Abstract
Signal analysis is often a hidden technology behind a wide range of applications. From radar to medical imaging, and from speech processing to communications and system identification, many technological advances rely on new efficient ways to estimate a power frequency distribution from recorded signals. Robustness and accuracy are of at most importance, yet there is no universal agreement on how these are to be quantified. The focus of the talk is on intrinsic notions of distance between power spectral distributions.

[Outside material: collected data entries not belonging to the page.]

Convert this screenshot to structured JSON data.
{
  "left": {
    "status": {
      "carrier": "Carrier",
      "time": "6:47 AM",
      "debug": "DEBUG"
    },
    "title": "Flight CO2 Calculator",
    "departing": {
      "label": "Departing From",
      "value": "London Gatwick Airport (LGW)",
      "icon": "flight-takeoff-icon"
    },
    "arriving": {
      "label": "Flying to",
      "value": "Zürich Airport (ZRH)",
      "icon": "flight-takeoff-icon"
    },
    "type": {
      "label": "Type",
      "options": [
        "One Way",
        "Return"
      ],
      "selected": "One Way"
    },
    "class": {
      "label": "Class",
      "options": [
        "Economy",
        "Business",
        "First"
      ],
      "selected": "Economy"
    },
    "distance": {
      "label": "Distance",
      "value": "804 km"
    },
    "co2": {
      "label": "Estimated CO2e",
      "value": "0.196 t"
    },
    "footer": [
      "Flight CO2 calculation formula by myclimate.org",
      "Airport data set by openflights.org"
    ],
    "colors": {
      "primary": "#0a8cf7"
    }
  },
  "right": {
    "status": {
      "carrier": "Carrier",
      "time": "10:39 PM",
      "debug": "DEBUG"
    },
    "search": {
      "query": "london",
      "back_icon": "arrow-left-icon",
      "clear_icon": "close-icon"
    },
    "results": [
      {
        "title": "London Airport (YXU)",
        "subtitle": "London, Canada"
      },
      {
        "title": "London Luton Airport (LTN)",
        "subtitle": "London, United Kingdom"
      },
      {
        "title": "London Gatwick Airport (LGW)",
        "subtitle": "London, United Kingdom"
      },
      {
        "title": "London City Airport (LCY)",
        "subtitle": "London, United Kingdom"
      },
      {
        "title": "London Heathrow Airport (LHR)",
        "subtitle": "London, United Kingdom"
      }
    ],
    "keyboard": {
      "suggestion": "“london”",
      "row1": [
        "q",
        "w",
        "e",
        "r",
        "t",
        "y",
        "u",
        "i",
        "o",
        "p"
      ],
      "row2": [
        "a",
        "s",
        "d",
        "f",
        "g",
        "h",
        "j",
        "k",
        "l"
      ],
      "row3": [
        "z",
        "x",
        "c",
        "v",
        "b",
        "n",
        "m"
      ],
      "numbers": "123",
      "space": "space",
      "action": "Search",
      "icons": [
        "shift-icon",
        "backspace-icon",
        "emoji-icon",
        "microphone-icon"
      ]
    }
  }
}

We will discuss alternatives and present a natural distance motivated by a problem in prediction of time-series. More specifically, a power spectral distribution allows constructing an optimal predictor for a corresponding time-series. If the actual power spectral distribution of the time-series differs from the one used in designing the predictor, a degradation of the prediction-error variance is to be expected. This degradation of predictive performance allows us to quantify distances and induces a Riemannian metric. This metric defines a natural geometry for power spectral densities. A similar rationale has long ago been followed in Information Theory, where the Fisher information metric was used to define the appropriate Information Geometry in the works of Rao, Amari, and others. Analogies, comparison, and applications will be discussed.
Biography
Tryphon T. Georgiou received the Diploma in Mechanical and Electrical Engineering from the National Technical University of Athens in 1979, and the Ph.D. degree from the University of Florida in 1983. He has served on the faculty at Florida Atlantic (1983-1986) and Iowa State (1986-1989) Universities. Since 1989 he has been with the University of Minnesota where he holds the Vincentine Hermes-Luh Chair of Electrical Engineering. He has served on the Editorial board of the IEEE Transactions on Automatic Control, the Society for Industrial and Applied Mathematics Journal on Control and Optimization, and the Systems and Control Letters. He has also served on the Board of Governors of the Control Systems Society of the IEEE.
He has received the George S. Axelby Outstanding Paper award of the IEEE Control Systems Society three times, for the years 1992, 1999, and 2003. In 1992 and in 1999 he received the award for joint work with Prof. Malcolm C. Smith (Cambridge Univ., U.K.) advancing the gap metric as a tool for robustness analysis and design of feedback control systems, and in 2003 for joint work with Professors Chris Byrnes (Washington Univ. St. Louis) and Anders Lindquist (KTH, Stockholm) which deals with model complexity constraints in robust control and in signal analysis.